Adapun 62 pekerja yang telah berhasil diselamatkan, kementerian belum memastikan kepulangan mereka.
“Kapannya (pemulangan) belum ada informasi,” kata Juru Bicara Kementerian Luar Negeri Teuku Faizasyah.
Menteri Luar Negeri Retno Marsudi mengatakan dia berencana bertemu dengan pejabat Kamboja di sela-sela pertemuan Menteri Luar Negeri ASEAN pekan ini, termasuk dengan kepala kepolisian negara itu, untuk membicarakan masalah perdagangan manusia.
“Rencana pertemuan saya ini telah saya komunikasikan kepada Menlu (Menteri Luar Negeri) Kamboja untuk dapat difasilitasi. Dan Menlu Kamboja telah menyampaikan kesediaan untuk memfasilitasi pertemuan,” ujarnya dalam konferensi pers.
Retno mengatakan bahwa masalah itu harus diselesaikan dari akarnya.
Terkait perantara yang mengirim pekerja migran ke Kamboja, kepolisian Indonesia menyatakan bakal mengusutnya. “Pasti didalami,” ujar Juru Bicara Kepolisian Brigadir Jenderal Ahmad Ramadhan tanpa merinci perkembangan penyelidikan yang telah dilakukan.

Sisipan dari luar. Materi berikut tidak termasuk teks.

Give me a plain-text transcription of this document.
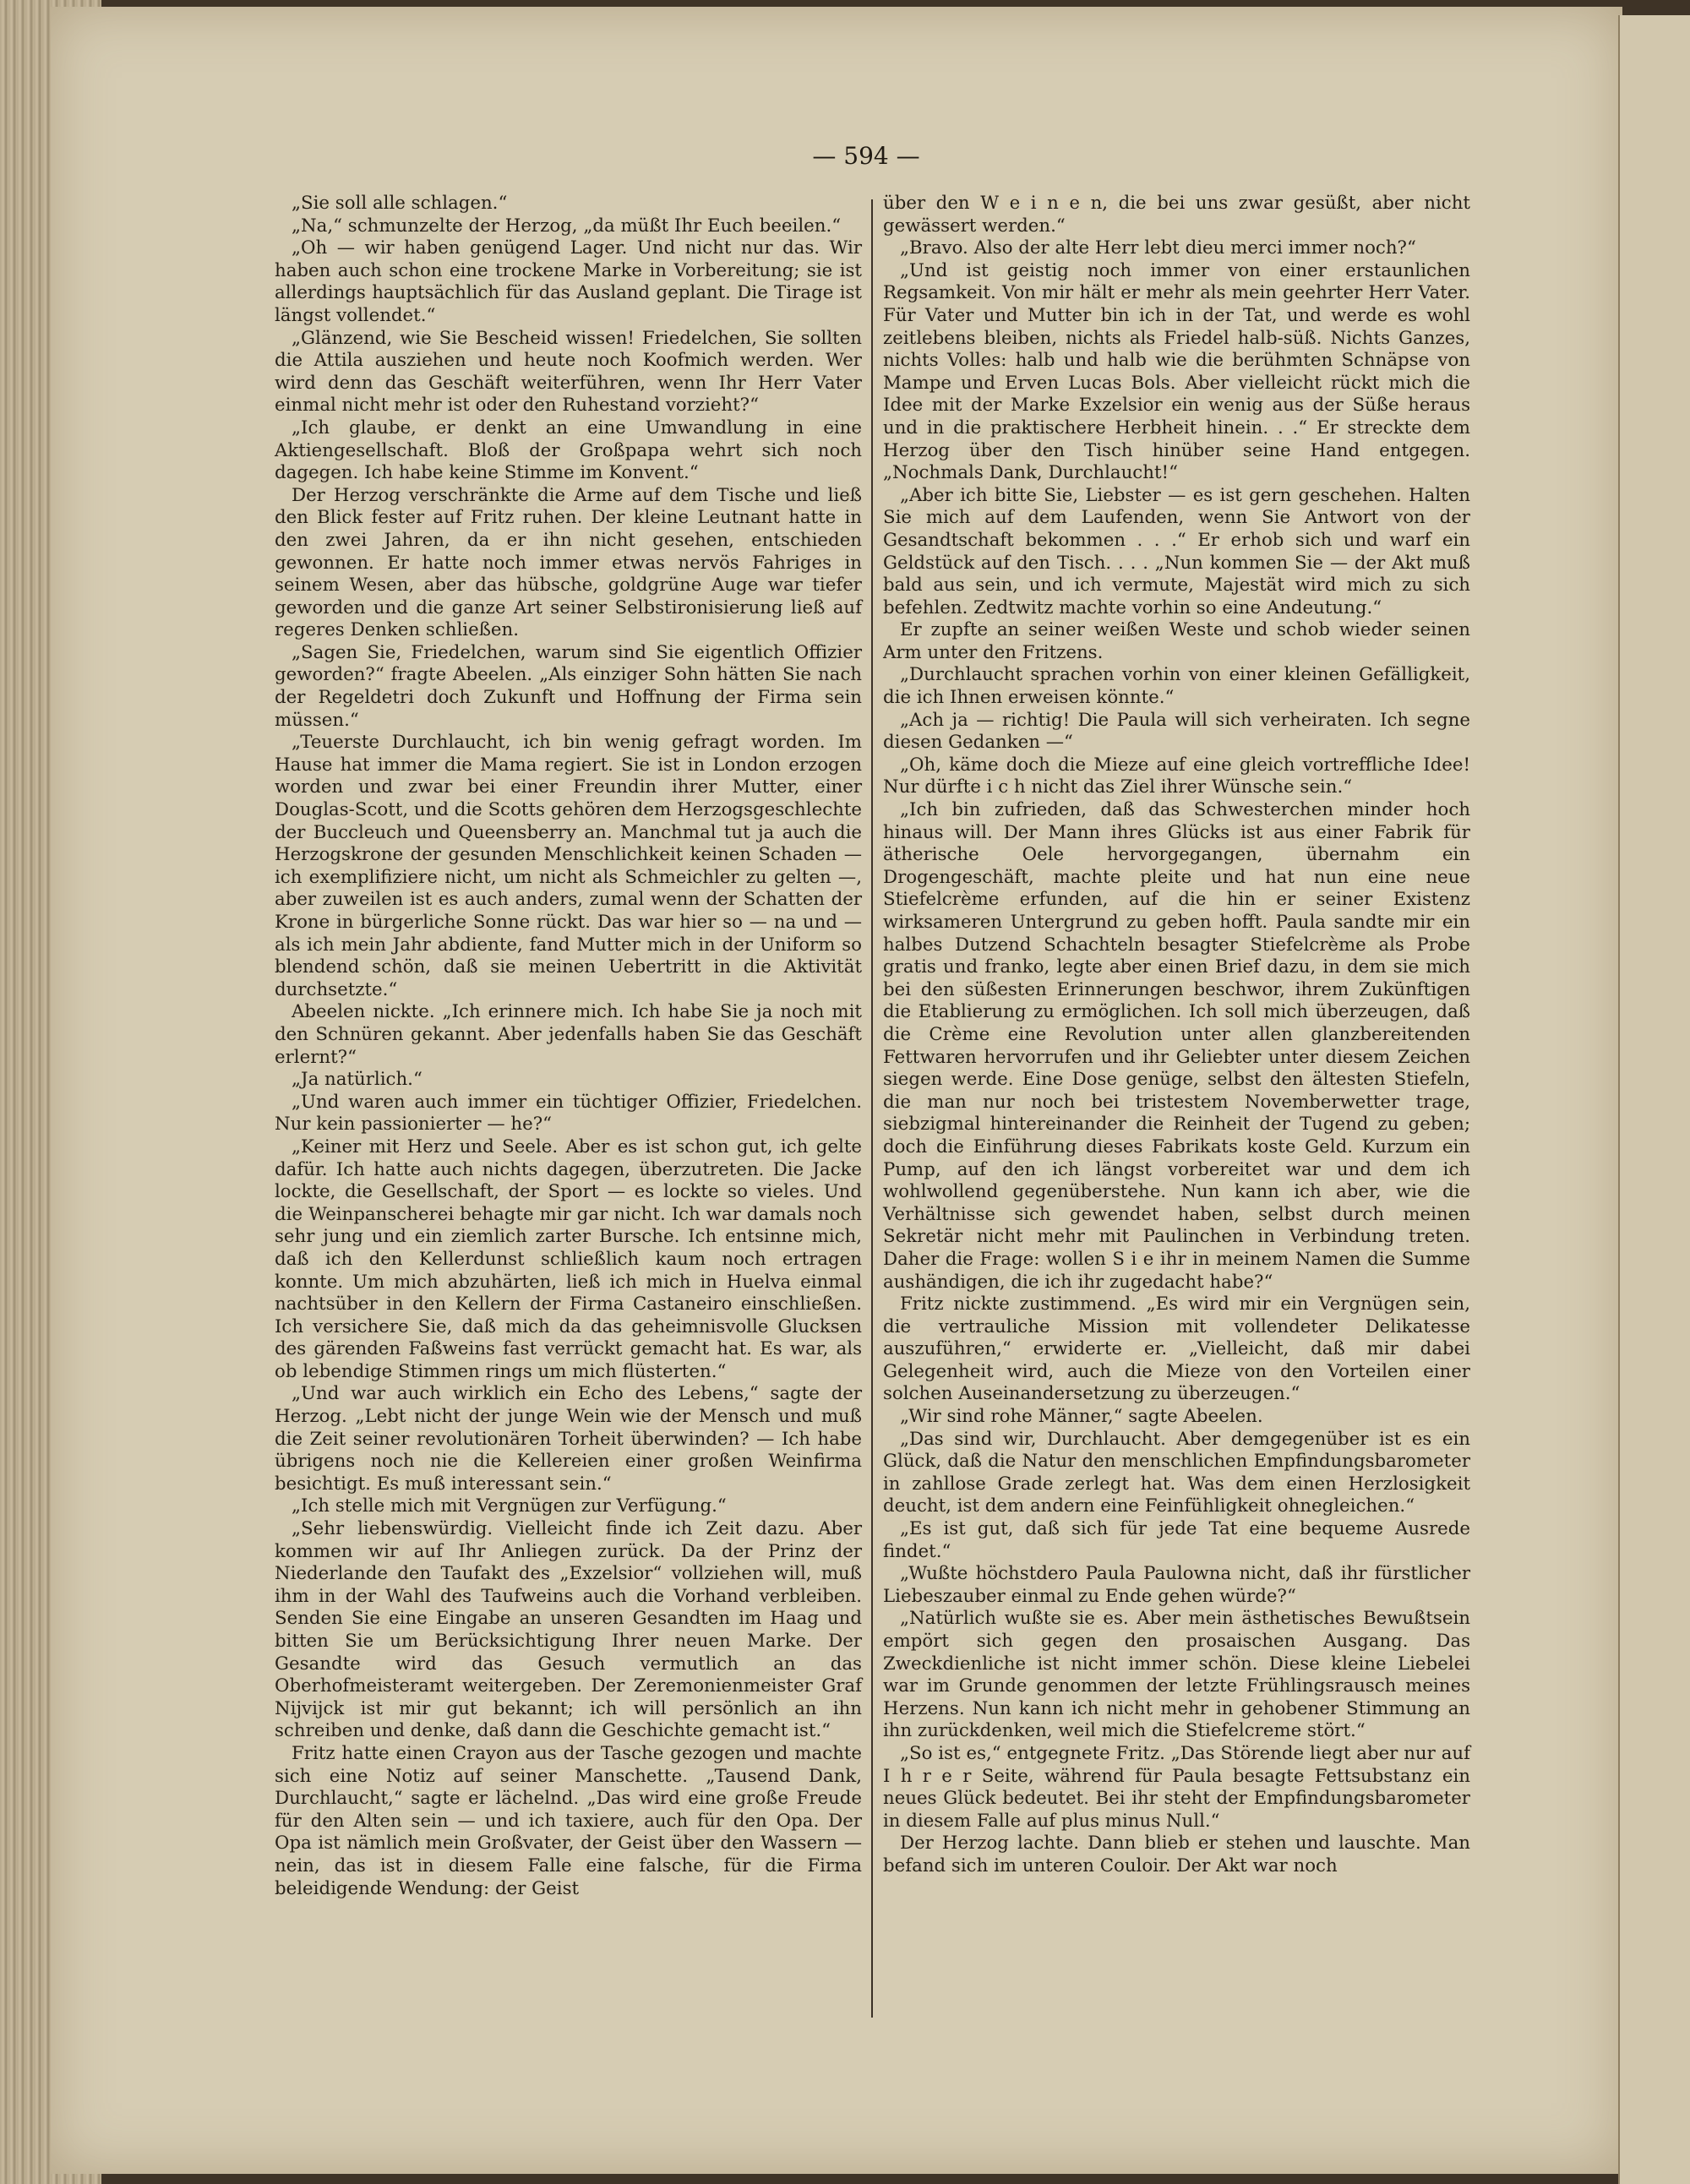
— 594 —

„Sie soll alle schlagen.“

„Na,“ schmunzelte der Herzog, „da müßt Ihr Euch beeilen.“

„Oh — wir haben genügend Lager. Und nicht nur das. Wir haben auch schon eine trockene Marke in Vorbereitung; sie ist allerdings hauptsächlich für das Ausland geplant. Die Tirage ist längst vollendet.“

„Glänzend, wie Sie Bescheid wissen! Friedelchen, Sie sollten die Attila ausziehen und heute noch Koofmich werden. Wer wird denn das Geschäft weiterführen, wenn Ihr Herr Vater einmal nicht mehr ist oder den Ruhestand vorzieht?“

„Ich glaube, er denkt an eine Umwandlung in eine Aktiengesellschaft. Bloß der Großpapa wehrt sich noch dagegen. Ich habe keine Stimme im Konvent.“

Der Herzog verschränkte die Arme auf dem Tische und ließ den Blick fester auf Fritz ruhen. Der kleine Leutnant hatte in den zwei Jahren, da er ihn nicht gesehen, entschieden gewonnen. Er hatte noch immer etwas nervös Fahriges in seinem Wesen, aber das hübsche, goldgrüne Auge war tiefer geworden und die ganze Art seiner Selbstironisierung ließ auf regeres Denken schließen.

„Sagen Sie, Friedelchen, warum sind Sie eigentlich Offizier geworden?“ fragte Abeelen. „Als einziger Sohn hätten Sie nach der Regeldetri doch Zukunft und Hoffnung der Firma sein müssen.“

„Teuerste Durchlaucht, ich bin wenig gefragt worden. Im Hause hat immer die Mama regiert. Sie ist in London erzogen worden und zwar bei einer Freundin ihrer Mutter, einer Douglas-Scott, und die Scotts gehören dem Herzogsgeschlechte der Buccleuch und Queensberry an. Manchmal tut ja auch die Herzogskrone der gesunden Menschlichkeit keinen Schaden — ich exemplifiziere nicht, um nicht als Schmeichler zu gelten —, aber zuweilen ist es auch anders, zumal wenn der Schatten der Krone in bürgerliche Sonne rückt. Das war hier so — na und — als ich mein Jahr abdiente, fand Mutter mich in der Uniform so blendend schön, daß sie meinen Uebertritt in die Aktivität durchsetzte.“

Abeelen nickte. „Ich erinnere mich. Ich habe Sie ja noch mit den Schnüren gekannt. Aber jedenfalls haben Sie das Geschäft erlernt?“

„Ja natürlich.“

„Und waren auch immer ein tüchtiger Offizier, Friedelchen. Nur kein passionierter — he?“

„Keiner mit Herz und Seele. Aber es ist schon gut, ich gelte dafür. Ich hatte auch nichts dagegen, überzutreten. Die Jacke lockte, die Gesellschaft, der Sport — es lockte so vieles. Und die Weinpanscherei behagte mir gar nicht. Ich war damals noch sehr jung und ein ziemlich zarter Bursche. Ich entsinne mich, daß ich den Kellerdunst schließlich kaum noch ertragen konnte. Um mich abzuhärten, ließ ich mich in Huelva einmal nachtsüber in den Kellern der Firma Castaneiro einschließen. Ich versichere Sie, daß mich da das geheimnisvolle Glucksen des gärenden Faßweins fast verrückt gemacht hat. Es war, als ob lebendige Stimmen rings um mich flüsterten.“

„Und war auch wirklich ein Echo des Lebens,“ sagte der Herzog. „Lebt nicht der junge Wein wie der Mensch und muß die Zeit seiner revolutionären Torheit überwinden? — Ich habe übrigens noch nie die Kellereien einer großen Weinfirma besichtigt. Es muß interessant sein.“

„Ich stelle mich mit Vergnügen zur Verfügung.“

„Sehr liebenswürdig. Vielleicht finde ich Zeit dazu. Aber kommen wir auf Ihr Anliegen zurück. Da der Prinz der Niederlande den Taufakt des „Exzelsior“ vollziehen will, muß ihm in der Wahl des Taufweins auch die Vorhand verbleiben. Senden Sie eine Eingabe an unseren Gesandten im Haag und bitten Sie um Berücksichtigung Ihrer neuen Marke. Der Gesandte wird das Gesuch vermutlich an das Oberhofmeisteramt weitergeben. Der Zeremonienmeister Graf Nijvijck ist mir gut bekannt; ich will persönlich an ihn schreiben und denke, daß dann die Geschichte gemacht ist.“

Fritz hatte einen Crayon aus der Tasche gezogen und machte sich eine Notiz auf seiner Manschette. „Tausend Dank, Durchlaucht,“ sagte er lächelnd. „Das wird eine große Freude für den Alten sein — und ich taxiere, auch für den Opa. Der Opa ist nämlich mein Großvater, der Geist über den Wassern — nein, das ist in diesem Falle eine falsche, für die Firma beleidigende Wendung: der Geist

über den W e i n e n, die bei uns zwar gesüßt, aber nicht gewässert werden.“

„Bravo. Also der alte Herr lebt dieu merci immer noch?“

„Und ist geistig noch immer von einer erstaunlichen Regsamkeit. Von mir hält er mehr als mein geehrter Herr Vater. Für Vater und Mutter bin ich in der Tat, und werde es wohl zeitlebens bleiben, nichts als Friedel halb-süß. Nichts Ganzes, nichts Volles: halb und halb wie die berühmten Schnäpse von Mampe und Erven Lucas Bols. Aber vielleicht rückt mich die Idee mit der Marke Exzelsior ein wenig aus der Süße heraus und in die praktischere Herbheit hinein. . .“ Er streckte dem Herzog über den Tisch hinüber seine Hand entgegen. „Nochmals Dank, Durchlaucht!“

„Aber ich bitte Sie, Liebster — es ist gern geschehen. Halten Sie mich auf dem Laufenden, wenn Sie Antwort von der Gesandtschaft bekommen . . .“ Er erhob sich und warf ein Geldstück auf den Tisch. . . . „Nun kommen Sie — der Akt muß bald aus sein, und ich vermute, Majestät wird mich zu sich befehlen. Zedtwitz machte vorhin so eine Andeutung.“

Er zupfte an seiner weißen Weste und schob wieder seinen Arm unter den Fritzens.

„Durchlaucht sprachen vorhin von einer kleinen Gefälligkeit, die ich Ihnen erweisen könnte.“

„Ach ja — richtig! Die Paula will sich verheiraten. Ich segne diesen Gedanken —“

„Oh, käme doch die Mieze auf eine gleich vortreffliche Idee! Nur dürfte i c h nicht das Ziel ihrer Wünsche sein.“

„Ich bin zufrieden, daß das Schwesterchen minder hoch hinaus will. Der Mann ihres Glücks ist aus einer Fabrik für ätherische Oele hervorgegangen, übernahm ein Drogengeschäft, machte pleite und hat nun eine neue Stiefelcrème erfunden, auf die hin er seiner Existenz wirksameren Untergrund zu geben hofft. Paula sandte mir ein halbes Dutzend Schachteln besagter Stiefelcrème als Probe gratis und franko, legte aber einen Brief dazu, in dem sie mich bei den süßesten Erinnerungen beschwor, ihrem Zukünftigen die Etablierung zu ermöglichen. Ich soll mich überzeugen, daß die Crème eine Revolution unter allen glanzbereitenden Fettwaren hervorrufen und ihr Geliebter unter diesem Zeichen siegen werde. Eine Dose genüge, selbst den ältesten Stiefeln, die man nur noch bei tristestem Novemberwetter trage, siebzigmal hintereinander die Reinheit der Tugend zu geben; doch die Einführung dieses Fabrikats koste Geld. Kurzum ein Pump, auf den ich längst vorbereitet war und dem ich wohlwollend gegenüberstehe. Nun kann ich aber, wie die Verhältnisse sich gewendet haben, selbst durch meinen Sekretär nicht mehr mit Paulinchen in Verbindung treten. Daher die Frage: wollen S i e ihr in meinem Namen die Summe aushändigen, die ich ihr zugedacht habe?“

Fritz nickte zustimmend. „Es wird mir ein Vergnügen sein, die vertrauliche Mission mit vollendeter Delikatesse auszuführen,“ erwiderte er. „Vielleicht, daß mir dabei Gelegenheit wird, auch die Mieze von den Vorteilen einer solchen Auseinandersetzung zu überzeugen.“

„Wir sind rohe Männer,“ sagte Abeelen.

„Das sind wir, Durchlaucht. Aber demgegenüber ist es ein Glück, daß die Natur den menschlichen Empfindungsbarometer in zahllose Grade zerlegt hat. Was dem einen Herzlosigkeit deucht, ist dem andern eine Feinfühligkeit ohnegleichen.“

„Es ist gut, daß sich für jede Tat eine bequeme Ausrede findet.“

„Wußte höchstdero Paula Paulowna nicht, daß ihr fürstlicher Liebeszauber einmal zu Ende gehen würde?“

„Natürlich wußte sie es. Aber mein ästhetisches Bewußtsein empört sich gegen den prosaischen Ausgang. Das Zweckdienliche ist nicht immer schön. Diese kleine Liebelei war im Grunde genommen der letzte Frühlingsrausch meines Herzens. Nun kann ich nicht mehr in gehobener Stimmung an ihn zurückdenken, weil mich die Stiefelcreme stört.“

„So ist es,“ entgegnete Fritz. „Das Störende liegt aber nur auf I h r e r Seite, während für Paula besagte Fettsubstanz ein neues Glück bedeutet. Bei ihr steht der Empfindungsbarometer in diesem Falle auf plus minus Null.“

Der Herzog lachte. Dann blieb er stehen und lauschte. Man befand sich im unteren Couloir. Der Akt war noch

Pejabat protokol kedutaan besar Indonesia di Kamboja, Teguh Adhi Primasanto, pada Kamis pekan lalu mengatakan bahwa perusahaan penipuan online yang mempekerjaan warga itu adalah milik pengusaha China.
Kasus ini bermula dari laporan seorang pengguna media sosial yang meminta tolong kepada Gubernur Jawa Tengah Ganjar Pranowo terkait apa yang dia sebut penyekapan puluhan orang Indonesia di Kamboja terkait penempatan kerja.
Laporan tersebut kemudian ditanggapi Dinas Tenaga Kerja Provinsi Jawa Tengah, sampai akhirnya berkembang hingga sekarang.